How the mammalian brain achieves accurate tracking of head direction at different turning-velocities?

Arseny Finkelstein, Hervé Rouault, Sandro Romani, Nachum Ulanovsky. Dynamic control of cortical head-direction signal by angular velocity. doi: https://doi.org/10.1101/730374

Abstract
The sense of direction requires accurate tracking of head direction at different turning-velocities, yet it remains unclear how this is achieved in the mammalian brain. Here we recorded head-direction cells in bat dorsal presubiculum and found that, surprisingly, the head-direction signal in this cortical region was dynamically controlled by angular velocity. In most neurons, a sharp head-direction tuning emerged at some angular velocity, but was absent at other velocities – resulting in a 4-fold increase in head-direction cell abundance.
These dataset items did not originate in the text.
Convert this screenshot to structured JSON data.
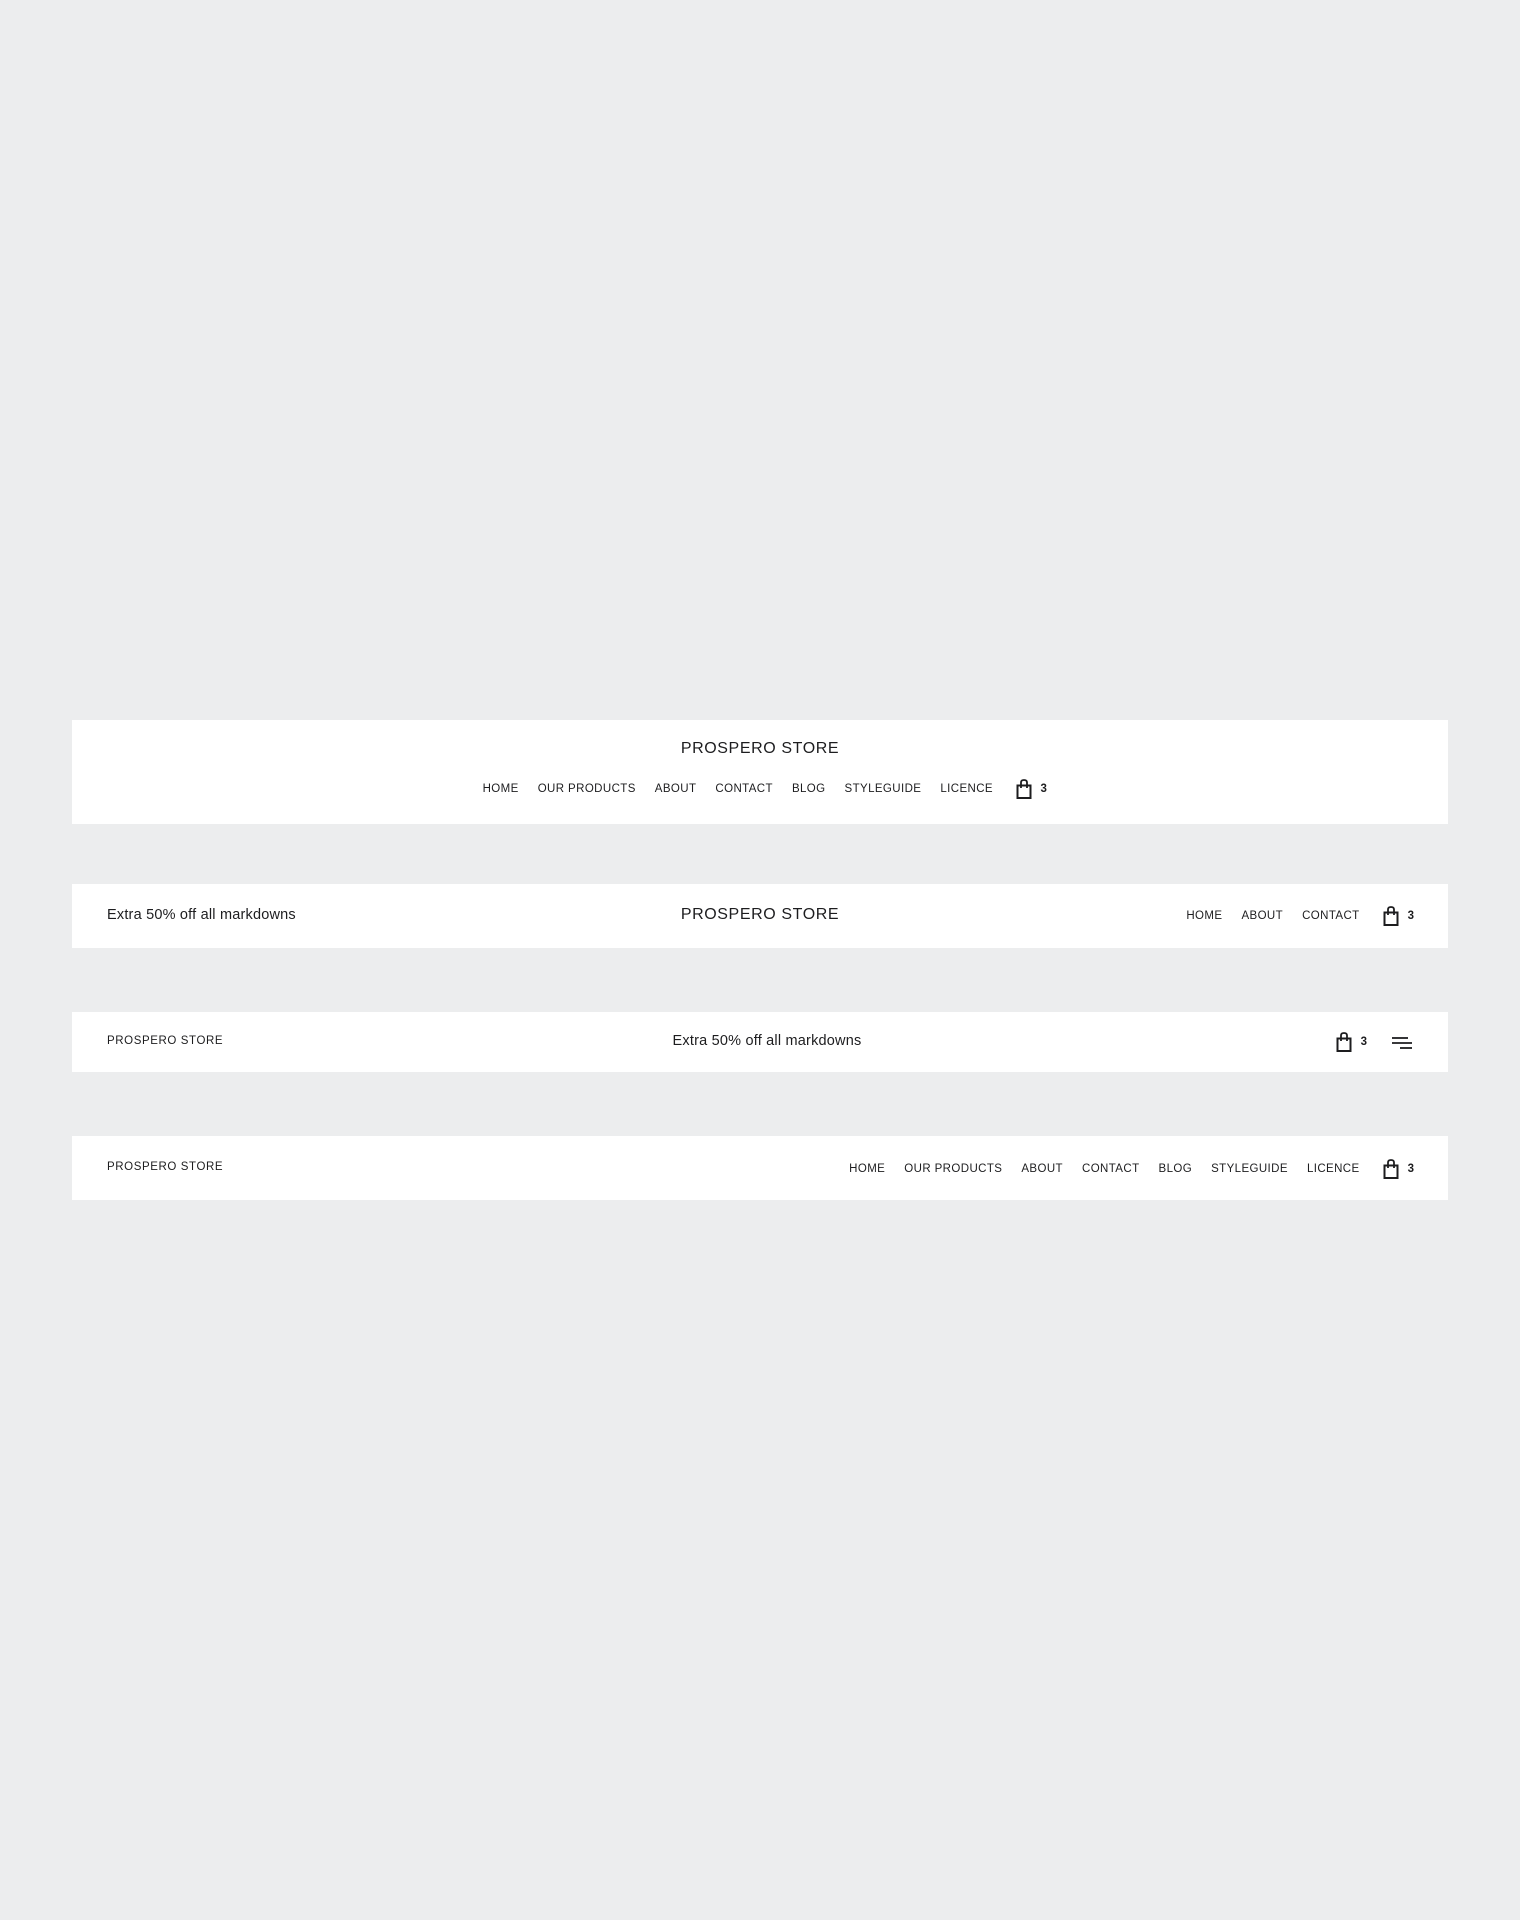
{
  "brand": "PROSPERO STORE",
  "promo": "Extra 50% off all markdowns",
  "cart_count": "3",
  "nav_full": [
    "HOME",
    "OUR PRODUCTS",
    "ABOUT",
    "CONTACT",
    "BLOG",
    "STYLEGUIDE",
    "LICENCE"
  ],
  "nav_short": [
    "HOME",
    "ABOUT",
    "CONTACT"
  ],
  "icons": {
    "cart": "shopping-bag-icon",
    "menu": "hamburger-menu-icon"
  },
  "colors": {
    "background": "#ecedee",
    "bar": "#ffffff",
    "text": "#1d1d1f"
  }
}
The head-direction tuning changed as a function of angular velocity primarily via a redistribution of spikes between the neuron’s preferred and null directions – while keeping the average firing-rate constant. These results could not be explained by existing ‘ring-attractor’ models of the head-direction system. We propose a novel recurrent network model that accounts for the observed dynamics of head-direction cells. This model predicts that the new classes of cells we found can improve the sensitivity of the head-direction system to directional sensory cues, and support angular-velocity integration.”